La scène qui ouvre le film – et qui rappelle la dureté d’une mise en scène à la Asghar Farhadi par son refus total du contrechamp – est bouleversante. Les suivantes, à la cliniques, sont tout aussi juste, tout aussi touchantes… cependant, il est possible d’éprouver quelques regrets au visionnage de ces séquences. En effet, si l’avortement peut difficilement être imaginé comme autre chose qu’un traumatisme (et dans Noces, le contexte religieux ajoute un poids indéniable), certaines mouvances féministes s’inquiètent d’une représentation toujours aussi catégorique de l’avortement. Parmi leurs arguments, l’idée que cette vision des choses est souvent reprise par la suite par les opposants à ce droit inaliénable. Que l’on soit d’accord ou non la question mérite d’exister. Cela prouve bien la nécessité d’un cinéma qui évite toujours la facilité, qui sera capable d’innover plutôt que de répéter, de surprendre avec une paire du ciseaux (ceux qui ont vu Grave, pardon pour cette image mentale) plutôt que de brosser dans le sens du poil. La nécessité d’un cinéma qui accueille encore plus de femmes qui parlent de femmes, surtout sur un tel sujet. Insérer ici référence à Mustang, parce que Mustang ça déchire.

Et c’est ainsi que l’on trouve la clé pour saisir ce qui, vraiment, ne va pas dans Noces… c’est un film facile.

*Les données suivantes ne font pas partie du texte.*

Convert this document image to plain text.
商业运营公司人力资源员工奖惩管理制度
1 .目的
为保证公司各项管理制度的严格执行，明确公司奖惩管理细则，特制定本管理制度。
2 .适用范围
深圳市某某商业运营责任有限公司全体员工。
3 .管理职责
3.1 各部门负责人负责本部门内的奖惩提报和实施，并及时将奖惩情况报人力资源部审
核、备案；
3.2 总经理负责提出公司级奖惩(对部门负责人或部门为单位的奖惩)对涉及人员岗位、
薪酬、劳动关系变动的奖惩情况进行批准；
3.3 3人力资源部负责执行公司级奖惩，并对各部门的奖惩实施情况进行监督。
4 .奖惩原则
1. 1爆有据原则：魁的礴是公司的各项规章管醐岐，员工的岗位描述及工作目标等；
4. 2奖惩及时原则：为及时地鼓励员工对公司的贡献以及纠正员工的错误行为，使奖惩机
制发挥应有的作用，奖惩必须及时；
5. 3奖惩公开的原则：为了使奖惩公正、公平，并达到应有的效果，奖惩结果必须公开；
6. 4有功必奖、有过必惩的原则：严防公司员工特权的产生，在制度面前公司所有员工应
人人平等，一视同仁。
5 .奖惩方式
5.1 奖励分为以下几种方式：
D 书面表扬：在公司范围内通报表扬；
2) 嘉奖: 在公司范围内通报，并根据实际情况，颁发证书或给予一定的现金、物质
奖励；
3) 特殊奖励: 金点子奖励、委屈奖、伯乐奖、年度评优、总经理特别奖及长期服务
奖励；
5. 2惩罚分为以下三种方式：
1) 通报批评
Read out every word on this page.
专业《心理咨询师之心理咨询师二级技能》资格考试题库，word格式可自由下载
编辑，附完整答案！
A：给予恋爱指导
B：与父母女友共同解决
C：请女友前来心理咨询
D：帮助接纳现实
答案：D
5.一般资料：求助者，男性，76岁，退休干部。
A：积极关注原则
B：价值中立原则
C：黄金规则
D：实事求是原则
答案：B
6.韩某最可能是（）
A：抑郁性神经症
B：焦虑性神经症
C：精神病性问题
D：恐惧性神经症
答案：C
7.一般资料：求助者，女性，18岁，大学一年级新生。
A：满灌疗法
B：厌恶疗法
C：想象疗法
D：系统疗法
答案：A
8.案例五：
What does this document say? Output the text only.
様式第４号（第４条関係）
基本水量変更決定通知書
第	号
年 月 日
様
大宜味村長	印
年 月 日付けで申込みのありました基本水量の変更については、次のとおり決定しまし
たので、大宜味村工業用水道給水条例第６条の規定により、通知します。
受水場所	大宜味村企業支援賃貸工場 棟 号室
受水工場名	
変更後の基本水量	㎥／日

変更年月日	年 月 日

Parce qu’excusez-moi, proposer un film qui développe l’idée que les mariages arrangés sont inhumains et cruels, c’est de mon point de vue de spectateur européen, pas vraiment un coup de poing. Qui parmi les spectateurs va aller voir Noces en pensant que c’est trop bien de forcer une fille à épouser un type dans un pays qu’elle ne connait même pas ? Qui va ressortir en se disant que sa vision des choses a bien changé maintenant ? Personne, dit-il en répondant à une question rhétorique, parce qu’il n’a pas forcément tout bien retenu de ses cours. Un vrai coup de poing serait de parler de cultures où le mariage arrangé n’est pas perçu comme barbare ; rien que d’en parler ça hérisse le poil. Ou alors, il faut faire Mustang. Qui est un meilleur film, et qui en parle mieux.

lorsqu’on utilise la fameuse règle du « Fusil de Tchekov », on peut éviter de prendre le spectateur pour un extraterrestre

Bien sûr, et heureusement, le film parvient à prendre tout cela avec distance, c’est vrai. A montrer au spectateur sans trop juger, les réactions terribles de la famille lorsque Zahira fuit pour éviter ce mariage arrangé. Le père souffre tant de cette trahison qu’il en finit hospitalisé. Mais c’est surtout le frère de Zahira que l’on observe dans sa déconstruction tragique. Comme sa sœur, il a un pied dans chaque culture, et est plus à même de la comprendre, et c’est ce qui rendrait la fin du film réussie — c’est-à-dire dérangeante — si elle n’était pas, encore une fois, aussi facile.

une telle histoire mérite un meilleur scénario

Ce sera mon dernier reproche : une telle histoire mérite un meilleur scénario. Un texte qui permettrait des ambiguïtés, pas une affreuse compilation de clichés et de trucs tout droit tirés de manuels de scénario pour débutants. Et attention, je ne critique pas les manuels de scénario pour débutants : c’est simplement que lorsqu’on utilise la fameuse règle du « Fusil de Tchekov », on peut éviter de prendre le spectateur pour un extraterrestre qui n’a jamais rien vu de sa vie et faire un effort pour déguiser les artifices, afin de nous faire croire ne serait-ce qu’un instant à la tragédie.

Le sujet est trop sérieux pour se permettre des facilités, et nous sommes en droit d’exiger mieux. Pour cela, il serait injuste, malhonnête et Noces sans lui asséner un coup de matraque… tranchant et délicat.

Noces, de Stephan Streker, avec Lina El Arabi, Sébastien Houbani. Sortie le 22 février.